No Fórum da Maia estão 333 fotografias impressas e 1500 a ser constantemente projectadas, 750 tiradas em Portugal, outras tantas para lá da fronteira. Não é um olhem-para-o-que-eu-fui-capaz-de-fazer, mas, como Alfredo Cunha diz, com o sorriso trocista que lhe é tão característico: “É o reinício da minha carreira. Está ali o que foi a minha fase de aprendizagem e, agora que aprendi alguma coisa, estou a reiniciar a carreira.” E o sorriso pode estar lá, mas ele não está a brincar. Porque antes do fim do ano há-de sair mais um livro, desta vez de retratos, “desde os anos 1970 até àqueles que ainda não foram tirados”, e para o ano já há novos projectos que o hão-de levar, de novo, a recantos perdidos do mundo.

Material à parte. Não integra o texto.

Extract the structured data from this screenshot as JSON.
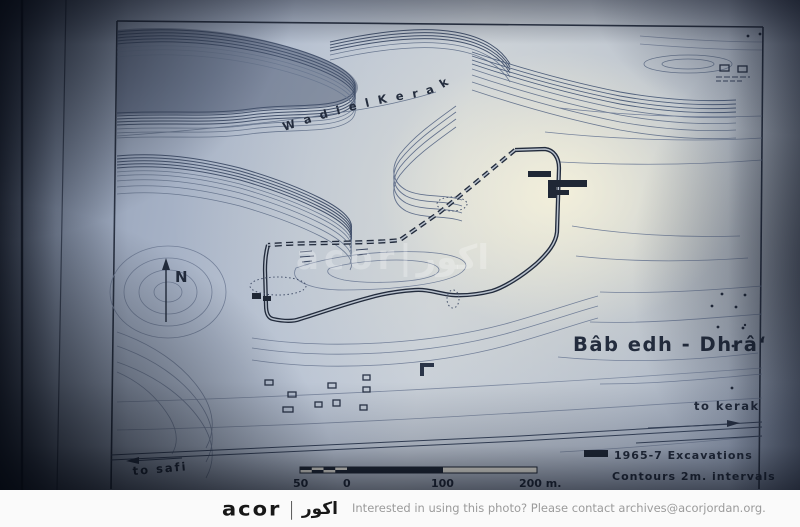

Nos últimos tempos tem trabalhado muito com a AMI — Assistência Médica Internacional, mas muito mais — e sempre — com ele próprio. A próxima história pode ser como a daquela mulher idosa que, de braços abertos, flutua numa piscina, enchendo Alfredo Cunha de emoção. “Há, ao mesmo tempo, uma busca de saúde e bem-estar, mas também quase como um abandono”, diz. Ou numa praia no Sri Lanka ou num qualquer bairro degradado ao virar da esquina. Ou no sorriso das crianças, a quem já dedicou um livro. Ele já passou os 60, é tudo o que posso dizer sobre este assunto, mas se os sente, isso não se nota. E nós, senhor Alfredo Cunha, agradecemos.